A chorus gives background information to the audience, comments on the action, or
announces what will happen. The convention requires that the audience believe what
the chorus says, for the chorus never lies.
- CONFIDANT:
A character whose main function is to carry information to and from the main
character and to provide an excuse for self-revelation by the main character.
- FOIL CHARACTER:
A convention not exclusive of drama, although especially noticeable in it. A foil is a
function character whose personality contrasts with that of the main character to
offset and clarify his qualities for the audience. It provides a more complete
perspective of the protagonist, as well as enhances its characteristic.
FOIL ANTAGONIST, though may occasionally coincide.
¿
o FOIL: It exposes something essential about the protagonist.
o ANTAGONIST: It opposes something essential about the protagonist.

4. STAGE DIRECTIONS:
STAGE DIRECTIONS [SDS] are the instructions that the playwright incorporates in his text so as
to facilitate an accurate performance (from his point of view as an author). They are addressed
to the actors and, very especially, the director.
THEY’RE NOT “ACOTATIONS”, THIS WORD DOES NOT EVEN EXIST.
Even though they are rather functional messages, in certain cases they may have intrinsic
literary value (cf. The Glass Menagerie, by T. Williams).
Their use has increased with time. Thus, classical drama practically contained no SDs at all.
In the Renaissance, they became rather frequent, but were quite short and referred basically to
characters’ entrances and exits, and also to some gestures, body movements and voice
deliverance.
In the XX century, their use has increased greatly and the same happens with their length and
diversity. Buero Vallejo’s El tragaluz contains 1475 SDs, whereas S. Beckett’s Act without Words
is a play made exclusively of SDs and no dialogue at all.
There exist a few types of SDs. They can be classified in two large groups: character SDs and
performance SDs.
- In turn, CHARACTER SDS can be of four different kinds: paralinguistic, gestural
(kinetic), movement-related (proxemic) and concerning outer aspect.
- PARALINGUISTIC STAGE DIRECTIONS:
These refer to voice qualities and how it should be used.
They are related to tone, emphasis, whispering, crying, singing… They also provide information
about silences and are highly dependent on each actor/actress’s personal qualities.
They may condition the general tone of the play, whether it mirrors real life or not; whether it
is tragic or comic, etc.

- GESTURAL (KINETIC) STAGE DIRECTIONS:


These are related to body language and either accompany or replace dialogue. They can be
highly conditioned by the audience’s cultural background.

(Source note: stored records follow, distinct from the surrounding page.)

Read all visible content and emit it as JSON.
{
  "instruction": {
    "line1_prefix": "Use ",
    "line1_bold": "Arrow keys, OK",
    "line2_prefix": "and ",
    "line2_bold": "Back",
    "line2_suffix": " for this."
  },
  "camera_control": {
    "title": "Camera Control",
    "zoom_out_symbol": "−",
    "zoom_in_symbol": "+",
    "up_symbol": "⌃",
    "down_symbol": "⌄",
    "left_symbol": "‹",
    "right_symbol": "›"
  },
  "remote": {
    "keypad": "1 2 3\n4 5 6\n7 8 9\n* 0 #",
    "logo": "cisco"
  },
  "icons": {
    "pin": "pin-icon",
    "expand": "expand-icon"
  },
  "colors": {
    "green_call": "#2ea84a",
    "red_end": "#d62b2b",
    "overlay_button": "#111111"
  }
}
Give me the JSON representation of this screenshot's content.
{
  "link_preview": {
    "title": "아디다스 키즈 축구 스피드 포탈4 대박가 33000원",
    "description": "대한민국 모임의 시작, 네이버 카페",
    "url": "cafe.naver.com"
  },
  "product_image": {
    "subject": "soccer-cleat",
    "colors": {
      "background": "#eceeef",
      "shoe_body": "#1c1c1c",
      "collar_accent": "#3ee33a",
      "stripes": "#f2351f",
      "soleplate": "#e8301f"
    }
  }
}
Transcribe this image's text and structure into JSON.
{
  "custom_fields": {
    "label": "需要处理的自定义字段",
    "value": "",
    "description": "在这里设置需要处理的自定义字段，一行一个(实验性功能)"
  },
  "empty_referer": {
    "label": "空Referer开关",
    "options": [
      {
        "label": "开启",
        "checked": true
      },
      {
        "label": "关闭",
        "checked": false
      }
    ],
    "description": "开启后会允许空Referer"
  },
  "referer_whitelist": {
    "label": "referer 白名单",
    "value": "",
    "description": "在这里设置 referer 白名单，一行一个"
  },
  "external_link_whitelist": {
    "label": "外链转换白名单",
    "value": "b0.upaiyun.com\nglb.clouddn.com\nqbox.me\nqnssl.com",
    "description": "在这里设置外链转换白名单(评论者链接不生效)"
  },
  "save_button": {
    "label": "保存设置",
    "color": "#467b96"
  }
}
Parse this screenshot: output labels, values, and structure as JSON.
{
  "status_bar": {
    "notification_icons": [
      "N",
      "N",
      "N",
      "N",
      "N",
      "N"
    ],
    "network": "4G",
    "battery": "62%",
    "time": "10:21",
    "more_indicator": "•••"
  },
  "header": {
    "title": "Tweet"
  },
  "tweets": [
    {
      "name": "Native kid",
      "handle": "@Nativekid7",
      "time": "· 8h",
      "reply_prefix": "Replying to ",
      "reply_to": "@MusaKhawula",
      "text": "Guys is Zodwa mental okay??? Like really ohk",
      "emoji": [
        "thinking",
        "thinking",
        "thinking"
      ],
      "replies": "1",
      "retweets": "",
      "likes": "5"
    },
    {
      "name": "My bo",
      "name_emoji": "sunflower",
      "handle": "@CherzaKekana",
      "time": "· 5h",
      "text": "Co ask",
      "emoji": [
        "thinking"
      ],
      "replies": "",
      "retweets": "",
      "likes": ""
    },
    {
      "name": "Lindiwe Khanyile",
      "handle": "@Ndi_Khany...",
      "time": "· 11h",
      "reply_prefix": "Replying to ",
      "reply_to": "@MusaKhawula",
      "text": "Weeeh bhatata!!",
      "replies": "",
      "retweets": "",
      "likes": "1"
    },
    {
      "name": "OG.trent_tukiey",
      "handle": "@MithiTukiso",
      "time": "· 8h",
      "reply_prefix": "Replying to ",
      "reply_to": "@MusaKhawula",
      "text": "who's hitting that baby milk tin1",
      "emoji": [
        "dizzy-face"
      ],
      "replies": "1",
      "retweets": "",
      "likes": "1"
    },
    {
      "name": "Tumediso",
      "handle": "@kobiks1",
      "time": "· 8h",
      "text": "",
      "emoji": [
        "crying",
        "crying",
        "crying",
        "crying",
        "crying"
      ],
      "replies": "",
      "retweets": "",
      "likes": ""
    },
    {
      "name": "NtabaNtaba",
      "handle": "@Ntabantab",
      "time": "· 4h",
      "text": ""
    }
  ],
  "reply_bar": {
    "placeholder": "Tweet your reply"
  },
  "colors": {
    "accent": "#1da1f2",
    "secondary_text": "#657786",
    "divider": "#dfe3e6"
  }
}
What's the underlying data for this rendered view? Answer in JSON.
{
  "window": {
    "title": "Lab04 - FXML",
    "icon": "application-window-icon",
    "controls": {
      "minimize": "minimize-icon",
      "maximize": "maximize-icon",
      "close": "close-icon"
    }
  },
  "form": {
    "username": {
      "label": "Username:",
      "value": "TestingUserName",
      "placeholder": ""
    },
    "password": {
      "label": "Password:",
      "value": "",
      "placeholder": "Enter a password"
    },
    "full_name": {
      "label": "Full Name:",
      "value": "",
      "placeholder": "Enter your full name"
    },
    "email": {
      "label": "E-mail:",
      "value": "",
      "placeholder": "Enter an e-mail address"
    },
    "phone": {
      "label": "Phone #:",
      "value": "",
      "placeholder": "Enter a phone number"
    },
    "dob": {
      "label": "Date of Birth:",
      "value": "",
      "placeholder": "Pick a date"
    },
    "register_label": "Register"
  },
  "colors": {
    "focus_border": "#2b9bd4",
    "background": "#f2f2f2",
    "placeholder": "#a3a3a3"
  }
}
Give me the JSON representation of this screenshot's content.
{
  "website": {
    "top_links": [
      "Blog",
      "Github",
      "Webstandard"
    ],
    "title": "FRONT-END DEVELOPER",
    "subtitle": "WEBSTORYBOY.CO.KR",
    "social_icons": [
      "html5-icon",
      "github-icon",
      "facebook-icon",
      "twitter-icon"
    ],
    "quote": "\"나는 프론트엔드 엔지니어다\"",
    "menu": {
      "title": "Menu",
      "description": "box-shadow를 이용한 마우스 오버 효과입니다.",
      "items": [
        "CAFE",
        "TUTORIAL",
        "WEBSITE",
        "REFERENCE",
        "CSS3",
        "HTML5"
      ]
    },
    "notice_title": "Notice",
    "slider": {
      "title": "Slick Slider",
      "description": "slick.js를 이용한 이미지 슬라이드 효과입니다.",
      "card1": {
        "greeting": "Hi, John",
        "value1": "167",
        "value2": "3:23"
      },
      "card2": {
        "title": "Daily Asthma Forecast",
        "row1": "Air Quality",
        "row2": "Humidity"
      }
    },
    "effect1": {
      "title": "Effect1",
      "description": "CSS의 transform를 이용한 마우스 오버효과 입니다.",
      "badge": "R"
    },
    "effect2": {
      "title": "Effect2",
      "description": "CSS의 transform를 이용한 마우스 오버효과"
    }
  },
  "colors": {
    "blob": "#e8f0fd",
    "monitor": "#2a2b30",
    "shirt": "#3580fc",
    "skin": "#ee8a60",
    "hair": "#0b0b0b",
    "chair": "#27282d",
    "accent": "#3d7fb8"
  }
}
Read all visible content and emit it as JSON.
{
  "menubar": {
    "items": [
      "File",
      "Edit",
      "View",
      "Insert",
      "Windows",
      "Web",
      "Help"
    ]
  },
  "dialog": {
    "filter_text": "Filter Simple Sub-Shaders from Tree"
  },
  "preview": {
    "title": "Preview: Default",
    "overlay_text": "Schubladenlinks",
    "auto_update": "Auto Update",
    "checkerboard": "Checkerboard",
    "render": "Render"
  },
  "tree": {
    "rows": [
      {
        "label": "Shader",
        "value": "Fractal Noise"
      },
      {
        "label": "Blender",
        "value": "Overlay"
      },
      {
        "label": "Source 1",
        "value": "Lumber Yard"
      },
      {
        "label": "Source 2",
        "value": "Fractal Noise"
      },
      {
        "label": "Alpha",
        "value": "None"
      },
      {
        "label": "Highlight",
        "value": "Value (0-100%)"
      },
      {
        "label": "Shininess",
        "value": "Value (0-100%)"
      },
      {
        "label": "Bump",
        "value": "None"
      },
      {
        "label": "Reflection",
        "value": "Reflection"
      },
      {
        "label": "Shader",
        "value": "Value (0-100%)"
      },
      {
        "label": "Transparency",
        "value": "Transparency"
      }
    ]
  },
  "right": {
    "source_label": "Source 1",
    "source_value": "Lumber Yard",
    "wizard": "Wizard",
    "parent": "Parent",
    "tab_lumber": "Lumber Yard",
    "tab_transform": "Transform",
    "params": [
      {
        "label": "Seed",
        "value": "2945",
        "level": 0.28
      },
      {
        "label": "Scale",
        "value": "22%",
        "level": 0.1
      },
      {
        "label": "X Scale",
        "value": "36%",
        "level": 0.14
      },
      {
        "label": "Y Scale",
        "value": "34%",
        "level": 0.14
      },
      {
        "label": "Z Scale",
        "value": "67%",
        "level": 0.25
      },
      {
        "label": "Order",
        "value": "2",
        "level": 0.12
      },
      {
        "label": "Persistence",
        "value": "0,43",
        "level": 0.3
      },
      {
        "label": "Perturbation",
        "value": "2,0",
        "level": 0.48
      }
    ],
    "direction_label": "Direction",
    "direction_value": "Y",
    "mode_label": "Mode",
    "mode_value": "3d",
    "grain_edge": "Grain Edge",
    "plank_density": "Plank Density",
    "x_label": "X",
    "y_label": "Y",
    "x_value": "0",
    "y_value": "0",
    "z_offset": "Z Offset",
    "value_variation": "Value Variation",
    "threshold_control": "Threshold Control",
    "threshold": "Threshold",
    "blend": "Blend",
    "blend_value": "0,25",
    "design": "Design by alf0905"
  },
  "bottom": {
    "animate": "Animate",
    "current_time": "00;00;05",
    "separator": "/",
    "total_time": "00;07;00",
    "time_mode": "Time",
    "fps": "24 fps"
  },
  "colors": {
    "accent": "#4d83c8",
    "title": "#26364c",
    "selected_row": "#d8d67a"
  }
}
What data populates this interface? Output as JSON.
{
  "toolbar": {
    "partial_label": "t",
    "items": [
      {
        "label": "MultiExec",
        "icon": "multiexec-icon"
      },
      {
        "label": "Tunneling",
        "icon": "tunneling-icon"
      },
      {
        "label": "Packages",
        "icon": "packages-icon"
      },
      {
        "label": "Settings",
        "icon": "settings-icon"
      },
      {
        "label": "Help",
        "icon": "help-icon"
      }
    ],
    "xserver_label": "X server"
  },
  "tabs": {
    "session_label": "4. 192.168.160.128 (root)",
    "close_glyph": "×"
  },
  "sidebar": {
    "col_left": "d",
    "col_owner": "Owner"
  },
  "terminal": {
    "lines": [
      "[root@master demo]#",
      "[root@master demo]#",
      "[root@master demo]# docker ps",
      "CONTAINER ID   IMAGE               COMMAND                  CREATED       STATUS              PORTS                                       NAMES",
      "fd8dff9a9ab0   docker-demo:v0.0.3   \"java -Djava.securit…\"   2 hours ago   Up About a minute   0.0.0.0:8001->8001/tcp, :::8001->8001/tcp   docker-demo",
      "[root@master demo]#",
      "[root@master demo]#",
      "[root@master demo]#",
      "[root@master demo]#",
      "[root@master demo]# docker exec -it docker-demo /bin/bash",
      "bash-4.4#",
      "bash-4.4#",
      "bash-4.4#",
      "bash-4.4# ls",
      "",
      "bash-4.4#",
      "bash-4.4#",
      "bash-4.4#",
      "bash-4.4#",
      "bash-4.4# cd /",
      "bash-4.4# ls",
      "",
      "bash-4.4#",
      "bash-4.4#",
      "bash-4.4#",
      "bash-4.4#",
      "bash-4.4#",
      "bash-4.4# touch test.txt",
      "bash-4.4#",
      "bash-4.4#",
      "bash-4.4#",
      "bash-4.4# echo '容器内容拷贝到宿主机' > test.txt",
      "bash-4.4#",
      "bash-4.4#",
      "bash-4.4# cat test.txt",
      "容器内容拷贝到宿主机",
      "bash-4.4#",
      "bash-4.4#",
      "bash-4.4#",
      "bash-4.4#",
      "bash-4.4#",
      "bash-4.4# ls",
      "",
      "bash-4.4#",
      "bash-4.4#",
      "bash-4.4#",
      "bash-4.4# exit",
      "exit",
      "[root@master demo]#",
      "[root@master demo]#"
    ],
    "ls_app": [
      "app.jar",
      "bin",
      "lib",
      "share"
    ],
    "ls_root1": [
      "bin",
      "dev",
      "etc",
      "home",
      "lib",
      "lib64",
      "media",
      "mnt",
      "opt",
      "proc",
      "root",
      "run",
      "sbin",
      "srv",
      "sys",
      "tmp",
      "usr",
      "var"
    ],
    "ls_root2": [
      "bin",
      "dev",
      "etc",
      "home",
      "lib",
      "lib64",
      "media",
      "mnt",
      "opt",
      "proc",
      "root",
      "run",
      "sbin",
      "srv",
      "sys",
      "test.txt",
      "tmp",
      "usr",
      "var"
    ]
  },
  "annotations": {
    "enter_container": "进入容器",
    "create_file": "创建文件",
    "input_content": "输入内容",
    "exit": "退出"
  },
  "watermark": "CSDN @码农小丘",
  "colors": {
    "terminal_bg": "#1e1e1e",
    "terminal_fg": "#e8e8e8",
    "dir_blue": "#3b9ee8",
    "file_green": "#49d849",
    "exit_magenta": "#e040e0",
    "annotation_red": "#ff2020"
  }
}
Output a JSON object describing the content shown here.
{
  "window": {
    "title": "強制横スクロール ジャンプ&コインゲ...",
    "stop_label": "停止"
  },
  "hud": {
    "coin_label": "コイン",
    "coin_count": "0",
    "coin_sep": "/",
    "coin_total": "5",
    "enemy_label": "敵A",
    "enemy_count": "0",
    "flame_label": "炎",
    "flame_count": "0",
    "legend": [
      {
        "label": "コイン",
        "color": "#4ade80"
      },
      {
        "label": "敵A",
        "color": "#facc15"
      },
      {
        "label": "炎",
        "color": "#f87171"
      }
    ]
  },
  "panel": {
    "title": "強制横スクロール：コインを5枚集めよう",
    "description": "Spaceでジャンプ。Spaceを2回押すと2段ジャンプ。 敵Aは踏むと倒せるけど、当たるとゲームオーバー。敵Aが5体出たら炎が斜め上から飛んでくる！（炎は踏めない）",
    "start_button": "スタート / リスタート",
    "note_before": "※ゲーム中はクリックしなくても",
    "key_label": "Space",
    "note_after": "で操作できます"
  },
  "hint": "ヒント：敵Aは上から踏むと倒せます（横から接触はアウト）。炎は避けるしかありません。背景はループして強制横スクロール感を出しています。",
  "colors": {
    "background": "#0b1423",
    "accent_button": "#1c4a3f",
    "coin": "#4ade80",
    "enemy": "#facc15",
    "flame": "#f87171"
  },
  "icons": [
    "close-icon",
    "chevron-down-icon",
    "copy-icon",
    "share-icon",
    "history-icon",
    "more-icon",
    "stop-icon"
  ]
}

- MOVEMENT-RELATED (PROXEMIC) STAGE DIRECTIONS:


It is concerned with characters’ movements around stage.
It also pays attention to the distance between characters, which often reflects their personal
relationship, which appears in four degrees: intimate, personal, social and public.

- OUTER ASPECT STAGE DIRECTIONS:


They are normally concerned with make-up, hair-do and clothes.
- PERFORMANCE SDS may focus either on stage scenery and objects, or on lighting and
sound:
- STAGE DIRECTIONS ABOUT STAGE SCENERY AND OBJECTS:
These SDs are related to the objects, either fixed or moving, that can be found on stage.
Those objects are usually highly representative and aim at creating an impression that the
stage is one particular kind of place (e.g. a castle, a home, a forest…).
Objects mentioned in these SDs most often have an important role in the plot of the play.

- STAGE DIRECTIONS ABOUT LIGHTING AND SOUND:


Unlike those in the previous set, these SDs are not concerned with physical objects, although
they also contribute to creating a suitable atmosphere for the play.
These are particularly useful for highlighting climactic and anticlimactic moments in the play.
Light spots help focus attention on certain areas of the stage, whereas sound (music and
noises) may create rhythm and harmony or ruin them.